Coalition Tests the Ways and Means of Closing Tax Loophole
You probably know the old divisions: Republicans are supposedly the party of cuts and Democrats are supposedly the party of spending. But for some reason, in the Texas Capitol anyway, House members on both sides would rather hang around the Appropriations Committee—where state money gets allocated—and no one wants to go to Ways and Means, the committee that, through its oversight of the tax structure, largely determines how much money there is in the first place.
But Monday’s Ways and Means hearing seemed to indicate a change to all that. A bill to close a technical tax loophole and save the state a scant $20 million drew supporters from a variety of advocacy and policy groups not normally found paging through the tax code. What did the groups have in common? They’re all part of Texas Forward, a coalition promoting “balanced” approaches to the budget.
So far this session, the Texas Forward coalition hasn’t exactly flexed its muscle. The group, made up of various non-profits and advocacy and policy organizations, has been pushing hard for the Legislature to spend the entire Rainy Day fund, the state’s $9 billion piggy bank, and has focused on the costs of the potential widespread cuts to education and healthcare.
But now it appears the coalition of more than 40 groups won’t just be limiting itself to fighting against cuts. They’re also looking for places to add dollars back into the budget.
“Instead of merely going to Appropriations and saying ‘Don’t cut! Don’t cut!’ we’re going to Ways and Means and saying ‘Raise revenue!'” explained Dick Lavine, the senior fiscal policy analyst for coalition member the Center for Public Policy Priorities, after the hearing.
Before Texas Forward members took the stand, state Rep. Mike Villarreal, who was carrying the legislation, laid the groundwork out for the coalition. He began by noting that closing the tax loophole would save $20 million over two years—the equivalent of putting 2,000 more students back on the state’s primary college scholarship program.
Then he explained the bill. It saves $20 million by ending a program that reimburses some businesses for their property taxes. The program came about back in 1995, after school districts stopped offering property-tax breaks to businesses moving to the locale. With the end of those breaks (called tax abatements in “Legislatese”), some businesses cried foul. They argued they’d relocated specifically for a tax abatement, and now the state was changing the rules in the middle of the game. So the Legislature voted to repay those companies for the property-tax deals they’d been promised.
It makes sense—except that the deal was over 15 years ago. The businesses affected by the change aren’t even allowed to receive those tax abatements anymore. (There’s a 10-year limit, and in this program, businesses can only get the deal for a max of five years.) Instead, new companies are applying for the tax breaks to get the best deal. When the law was first passed, only 16 companies applied to get reimbursed because of the 1995 policy change. But now, despite that change being more than 15 years old, an average of 148 businesses apply for the deal. Even the Legislative Budget Board, the state’s source of non-partisan fiscal information, had recommended the state save money by cutting the tax refund.

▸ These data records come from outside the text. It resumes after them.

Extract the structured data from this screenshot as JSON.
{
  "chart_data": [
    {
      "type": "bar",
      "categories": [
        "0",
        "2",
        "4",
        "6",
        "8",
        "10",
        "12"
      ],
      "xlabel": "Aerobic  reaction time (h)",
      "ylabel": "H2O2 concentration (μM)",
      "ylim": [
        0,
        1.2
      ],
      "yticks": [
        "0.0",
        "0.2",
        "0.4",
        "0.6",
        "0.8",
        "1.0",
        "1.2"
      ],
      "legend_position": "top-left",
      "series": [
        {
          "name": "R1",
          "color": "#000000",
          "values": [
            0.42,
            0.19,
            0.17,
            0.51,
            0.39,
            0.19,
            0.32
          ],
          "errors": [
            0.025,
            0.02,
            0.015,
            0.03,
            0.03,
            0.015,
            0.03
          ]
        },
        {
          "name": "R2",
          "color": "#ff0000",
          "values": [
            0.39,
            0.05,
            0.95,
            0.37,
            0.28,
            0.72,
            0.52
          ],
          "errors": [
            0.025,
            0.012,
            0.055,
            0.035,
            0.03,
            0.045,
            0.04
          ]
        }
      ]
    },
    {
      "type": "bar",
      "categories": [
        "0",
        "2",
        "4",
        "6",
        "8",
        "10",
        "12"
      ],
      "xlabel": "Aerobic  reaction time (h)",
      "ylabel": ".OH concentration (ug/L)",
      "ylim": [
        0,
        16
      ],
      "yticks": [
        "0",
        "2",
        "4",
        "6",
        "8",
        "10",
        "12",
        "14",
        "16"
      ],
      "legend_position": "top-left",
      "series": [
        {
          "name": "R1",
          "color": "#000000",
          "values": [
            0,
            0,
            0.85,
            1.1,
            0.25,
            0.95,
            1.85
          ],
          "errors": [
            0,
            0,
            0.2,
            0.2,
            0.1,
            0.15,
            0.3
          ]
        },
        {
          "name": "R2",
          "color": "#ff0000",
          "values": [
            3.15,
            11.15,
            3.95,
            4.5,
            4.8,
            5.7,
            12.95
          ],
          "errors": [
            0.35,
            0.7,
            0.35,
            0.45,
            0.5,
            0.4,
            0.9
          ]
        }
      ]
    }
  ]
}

“Let me tell you friends, that first cohort has come and gone,” Villarreal explained. “Their expectations of receiving a property-tax abatement ended 10 years later. But yet this giveaway is still on the books and new cohorts of businesses take advantage of them.”
The supporters from the Texas Forward coalition then came in with gusto. Monty Exter of the Association of Texas Professional Educators, was especially blunt. “ATPE feels that this particular fund is an excellent example of fat in the budget,” said he said, using the popular conservative phrase. “This is an area where you can use a scalpel.”
The Texas Forward members all riffed off of similar lines, emphasizing the outdated-ness of the current system and the desperate need for more revenue in the state budget. Bonnie Leitch from the League of Women Voters called the current loophole a “wasteful outdated program that provides no benefit.”
Five witnesses, representing groups in Texas Forward, gave oral testimony against the bill, while the another five offered the Ways and Means committee written testimony or their positions on the bill.
Lavine told me there will be many more bills like Villarreal’s, focused on closing outdated and technical tax loopholes. Although most of them save $10 or $20 million here and there, Lavine says a few are worth $100 million each. It’s not a lot in the face of the $27 billion budget shortfall, but in this budget cycle, every dollar will count.
It helped that Villarreal’s bill—which is still pending in committee—was a relatively uncontroversial move (if any tax-tinkering can be called uncontroversial). It allowed the coalition members to appeal to a wide variety of lawmakers. The committee had few questions. When Lavine offered his own testimony in support of Villarreal’s bill, conservative Republican chair Harvey Hilderbran told him to hurry. “I’m inclined to like what ya’ll are saying. Move fast so I don’t change my mind.”